SYDNEY - Australia is set for its first gay divorce days after a historic marriage equality law came into effect, with lawyers preparing to file papers for a woman caught in legal limbo after marrying at a foreign consulate.
Following a parliamentary vote in favor of a landmark gay marriage bill last week, couples wanting to wed were able to begin lodging their notice to marry on Saturday, while those married overseas saw their unions recognized in Australian law -- opening the way for divorce.
Solicitor Maria Loukas said Monday she was preparing divorce papers for a client who married in a European country's consulate in Western Australia in 2015, but was unable to divorce after separating from her partner because she was not a resident of that nation.

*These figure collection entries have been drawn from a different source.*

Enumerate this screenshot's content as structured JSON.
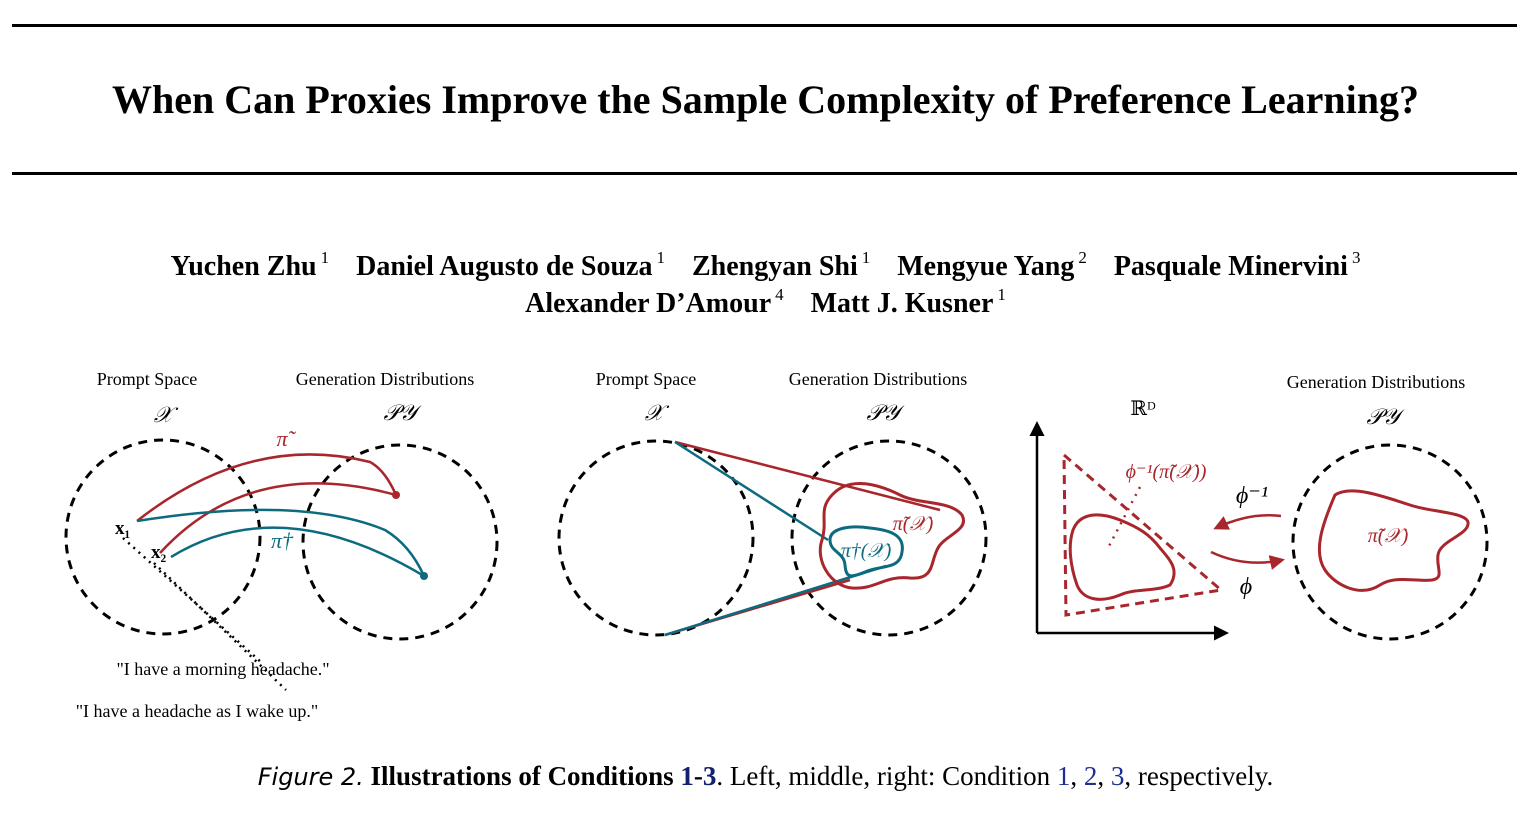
{
  "paper": {
    "title": "When Can Proxies Improve the Sample Complexity of Preference Learning?",
    "authors_line_1": [
      {
        "name": "Yuchen Zhu",
        "affiliation": "1"
      },
      {
        "name": "Daniel Augusto de Souza",
        "affiliation": "1"
      },
      {
        "name": "Zhengyan Shi",
        "affiliation": "1"
      },
      {
        "name": "Mengyue Yang",
        "affiliation": "2"
      },
      {
        "name": "Pasquale Minervini",
        "affiliation": "3"
      }
    ],
    "authors_line_2": [
      {
        "name": "Alexander D’Amour",
        "affiliation": "4"
      },
      {
        "name": "Matt J. Kusner",
        "affiliation": "1"
      }
    ]
  },
  "figure": {
    "left": {
      "prompt_space_label": "Prompt Space",
      "generation_label": "Generation Distributions",
      "prompt_symbol": "𝒳",
      "generation_symbol": "𝒫𝒴",
      "pi_tilde": "π̃",
      "pi_dagger": "π†",
      "x1": "x₁",
      "x2": "x₂",
      "example_1": "\"I have a morning headache.\"",
      "example_2": "\"I have a headache as I wake up.\""
    },
    "middle": {
      "prompt_space_label": "Prompt Space",
      "generation_label": "Generation Distributions",
      "prompt_symbol": "𝒳",
      "generation_symbol": "𝒫𝒴",
      "pi_tilde_X": "π̃(𝒳)",
      "pi_dagger_X": "π†(𝒳)"
    },
    "right": {
      "space_label": "ℝᴰ",
      "generation_label": "Generation Distributions",
      "generation_symbol": "𝒫𝒴",
      "phi_inverse_label": "ϕ⁻¹(π̃(𝒳))",
      "phi_inverse": "ϕ⁻¹",
      "phi": "ϕ",
      "pi_tilde_X": "π̃(𝒳)"
    },
    "colors": {
      "red": "#a8262c",
      "teal": "#0d6b80"
    }
  },
  "caption": {
    "label": "Figure 2.",
    "bold_text": "Illustrations of Conditions",
    "ref_range_start": "1",
    "ref_range_dash": "-",
    "ref_range_end": "3",
    "text_after": ". Left, middle, right: Condition",
    "ref_1": "1",
    "ref_2": "2",
    "ref_3": "3",
    "tail": ", respectively."
  }
}
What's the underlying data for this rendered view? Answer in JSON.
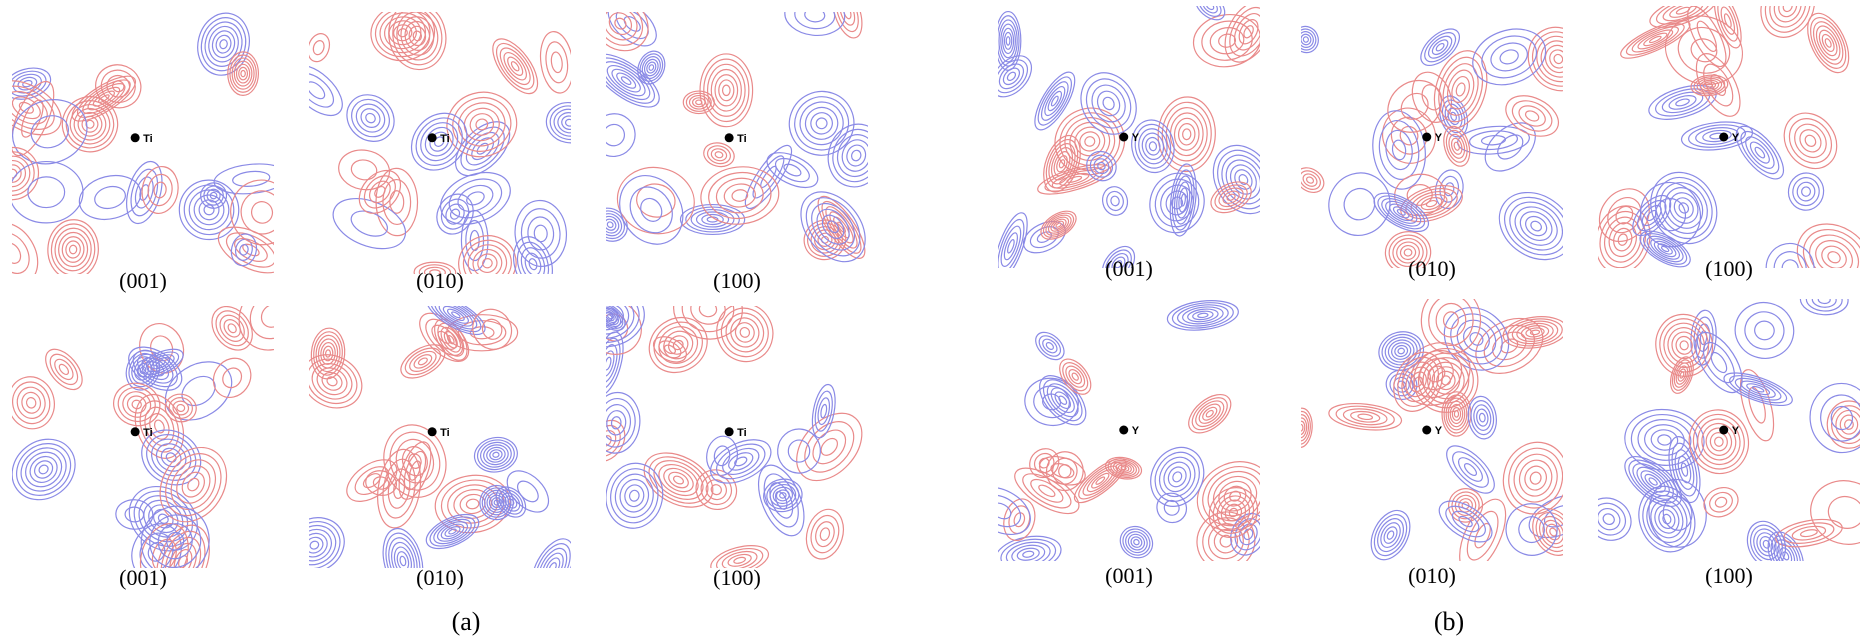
{
  "figure": {
    "panels": [
      {
        "caption": "(a)",
        "plots": [
          {
            "plane": "(001)",
            "atom": "Ti"
          },
          {
            "plane": "(010)",
            "atom": "Ti"
          },
          {
            "plane": "(100)",
            "atom": "Ti"
          },
          {
            "plane": "(001)",
            "atom": "Ti"
          },
          {
            "plane": "(010)",
            "atom": "Ti"
          },
          {
            "plane": "(100)",
            "atom": "Ti"
          }
        ]
      },
      {
        "caption": "(b)",
        "plots": [
          {
            "plane": "(001)",
            "atom": "Y"
          },
          {
            "plane": "(010)",
            "atom": "Y"
          },
          {
            "plane": "(100)",
            "atom": "Y"
          },
          {
            "plane": "(001)",
            "atom": "Y"
          },
          {
            "plane": "(010)",
            "atom": "Y"
          },
          {
            "plane": "(100)",
            "atom": "Y"
          }
        ]
      }
    ]
  }
}
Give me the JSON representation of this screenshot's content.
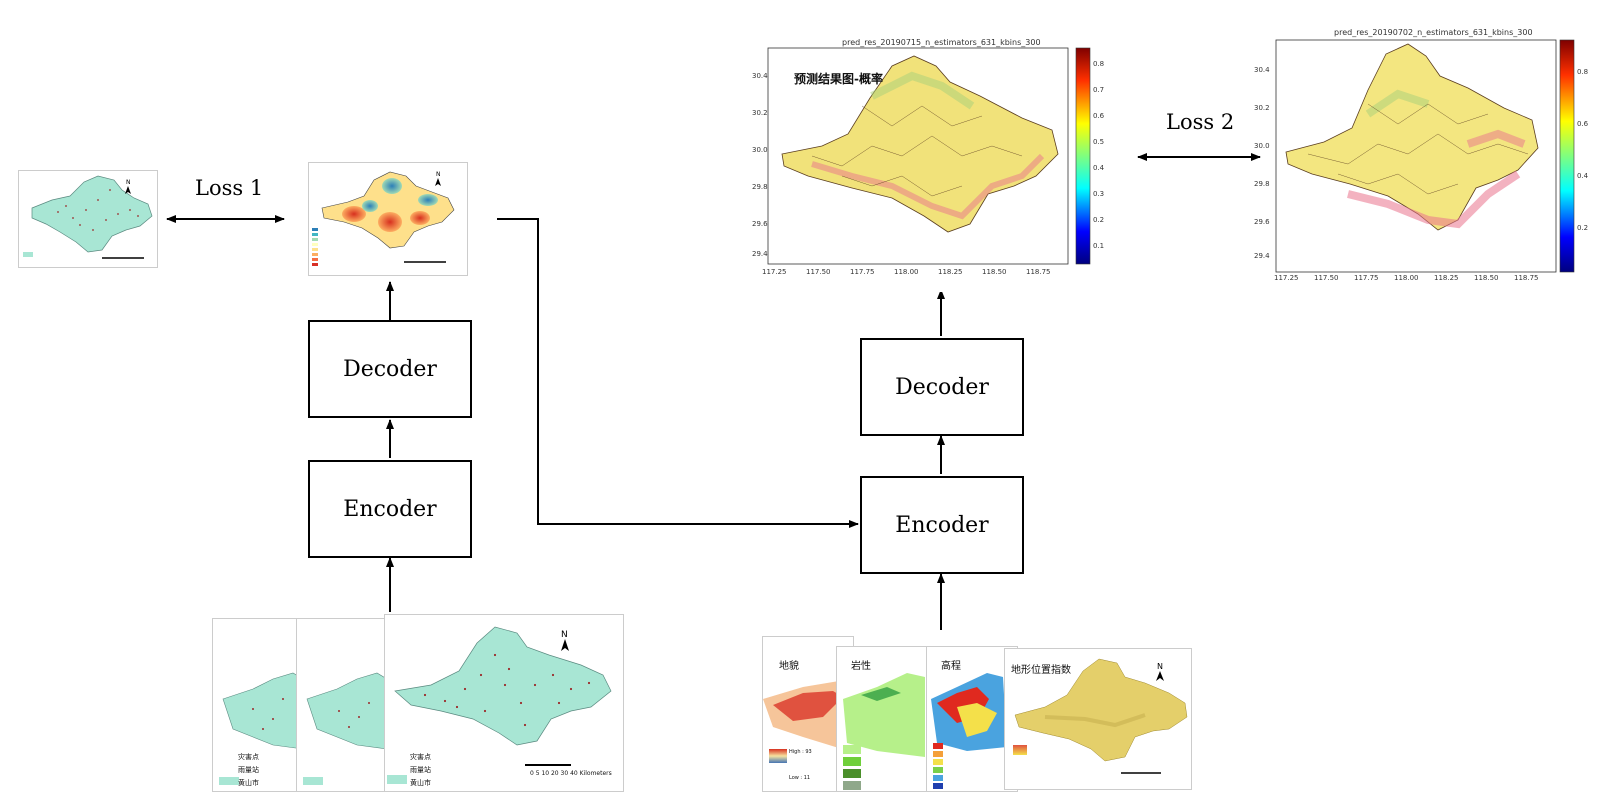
{
  "blocks": {
    "left_decoder": "Decoder",
    "left_encoder": "Encoder",
    "right_decoder": "Decoder",
    "right_encoder": "Encoder"
  },
  "losses": {
    "loss1": "Loss 1",
    "loss2": "Loss 2"
  },
  "pred_map_1": {
    "title": "pred_res_20190715_n_estimators_631_kbins_300",
    "overlay": "预测结果图-概率",
    "xticks": [
      "117.25",
      "117.50",
      "117.75",
      "118.00",
      "118.25",
      "118.50",
      "118.75"
    ],
    "yticks": [
      "30.4",
      "30.2",
      "30.0",
      "29.8",
      "29.6",
      "29.4"
    ],
    "cbar": [
      "0.8",
      "0.7",
      "0.6",
      "0.5",
      "0.4",
      "0.3",
      "0.2",
      "0.1"
    ]
  },
  "pred_map_2": {
    "title": "pred_res_20190702_n_estimators_631_kbins_300",
    "xticks": [
      "117.25",
      "117.50",
      "117.75",
      "118.00",
      "118.25",
      "118.50",
      "118.75"
    ],
    "yticks": [
      "30.4",
      "30.2",
      "30.0",
      "29.8",
      "29.6",
      "29.4"
    ],
    "cbar": [
      "0.8",
      "0.6",
      "0.4",
      "0.2"
    ]
  },
  "input_maps_left": {
    "legend": [
      "灾害点",
      "雨量站",
      "黄山市"
    ],
    "scale": "0 5 10  20  30  40",
    "scale_unit": "Kilometers"
  },
  "input_maps_right": {
    "labels": [
      "地貌",
      "岩性",
      "高程",
      "地形位置指数"
    ],
    "legend_high": "High : 93",
    "legend_low": "Low : 11"
  },
  "colors": {
    "map_teal": "#a8e6d4",
    "arrow": "#000000"
  }
}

"For her it's been about not being able to move on with her life," Loukas told the Australian Broadcasting Corporation.
"It's been about not being able to tidy up the end of something to be able to start fresh somewhere else," the solicitor added. "She's been held back in many ways."
Australia's historic gay marriage reforms passed Canberra's 150-seat lower House of Representatives on Thursday when all but four MPs voted in support of marriage equality.
Following a decade of heated debate the bill was introduced in parliament by the conservative government after Australians last month overwhelmingly endorsed the reforms in a controversial postal vote.
Nearly 80 percent of eligible voters took part in the poll, and almost 62 percent of the 12.7 million people who participated chose "yes" on their ballots.
Same-sex marriage is now recognised in more than 20 countries, of which 16 are in Europe.